Combining Age-Slowing Interventions in Flies Doubles Life Span
Very little work takes place on combinations of interventions known to target mechanisms of aging. This is largely, I suspect, for reasons relating to intellectual property and control of later development. The work that does take place usually looks at approaches known or likely to have minimal effects in long-lived species such as our own, even while producing sizable gains in short-lived species, and this open access paper follows that trend.
It is unfortunate that short-lived species exhibit a pace of aging that is so much more reactive to the environment than that of long-lived species, as it has biased a great deal of research into directions, such as analysis of the beneficial response to calorie restriction, that cannot possibly greatly extend human life span. Nonetheless, researchers presently know next to nothing about how different approaches to slowing aging interact with one another. Can ten or twenty different marginal approaches be combined to form a more impressive outcome? No-one knows, but projects such as this one may help to set expectations.
In this study, we investigated whether the combined application of several interventions with potential anti-aging action causes a cumulative effect on lifespan extension in flies. As for anti-aging drugs, we used rapamycin, the well-known mTOR signaling inhibitor, and two plant-derived compounds, particularly, alkaloid berberine and carotenoid fucoxanthin, whose geroprotective properties have been studied on different biological models.
We studied the effects of dietary restriction and co-administration of berberine, fucoxanthin, and rapamycin in constant darkness and low-temperature conditions using the D. melanogaster model. In addition, to address whether the long-lived strain demonstrates an enhanced geroprotective effect of the interventions' combinations, we studied the long-lived Enhancer of zeste (E(z)) mutant flies.

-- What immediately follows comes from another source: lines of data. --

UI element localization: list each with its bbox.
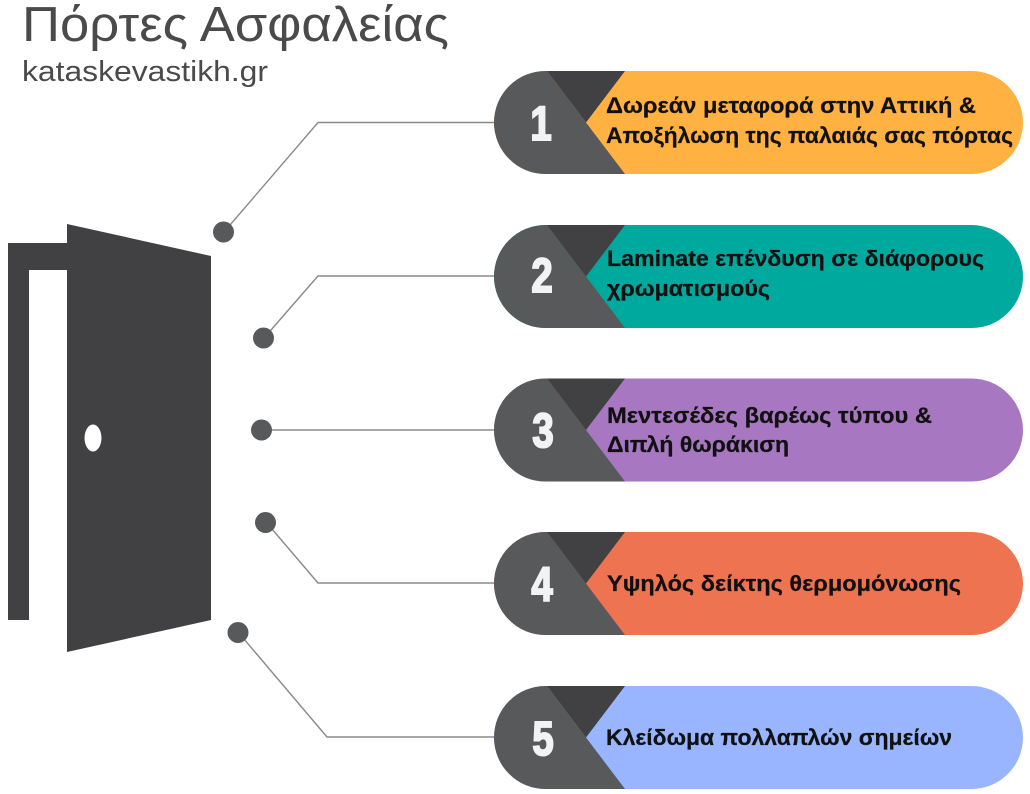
connector 2 (253, 276, 495, 348)
panel 4: thermal insulation: 4 (531, 559, 553, 612)
panel 5: multi-point locking: Κλείδωμα πολλαπλών σημείων (606, 725, 952, 750)
panel 3: hinges and armour (494, 378, 1023, 482)
panel 2: laminate: χρωματισμούς (607, 276, 770, 301)
panel 3: hinges and armour: Διπλή θωράκιση (607, 432, 789, 457)
panel 5: multi-point locking (494, 686, 1023, 789)
panel 3: hinges and armour: 3 (532, 405, 554, 458)
panel 3: hinges and armour: Μεντεσέδες βαρέως τύπου & (607, 403, 932, 428)
panel 2: laminate: Laminate επένδυση σε διάφορους (607, 246, 984, 271)
connector 5 (228, 622, 495, 737)
panel 1: free transport: 1 (530, 98, 552, 151)
connector 3 (251, 420, 495, 440)
panel 4: thermal insulation: Υψηλός δείκτης θερμομόνωσης (607, 571, 961, 596)
panel 4: thermal insulation (494, 532, 1023, 635)
panel 1: free transport: Αποξήλωση της παλαιάς σας πόρτας (606, 123, 1013, 148)
panel 1: free transport: Δωρεάν μεταφορά στην Αττική & (606, 93, 976, 118)
panel 5: multi-point locking: 5 (532, 713, 554, 766)
panel 1: free transport (494, 71, 1023, 174)
connector 4 (255, 512, 495, 583)
connector 1 (213, 122, 495, 242)
subtitle: website: kataskevastikh.gr (22, 56, 268, 88)
panel 2: laminate (494, 225, 1023, 328)
panel 2: laminate: 2 (531, 250, 553, 303)
icon: open door (8, 224, 211, 652)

In the current study, using a combination of several geroprotective interventions, we managed to more than double the lifespan of flies, which is significantly more than using each intervention separately. This is the first report on the increase of maximum flies' lifespan to more than 200 days (120% increase). This result is most likely associated with the synergistic effect of interventions that led to a global metabolic network reorganization and ultimately to beneficially affected lifespan through the modulation of several molecular signaling pathways at once.
An immediate issue jumps out to me looking at this study, all of the monotherapies besides 18 C actually reduce the fly's lifespan with a 3-sigma p-value with the long lived strain, and are non-significant for the wild type strain.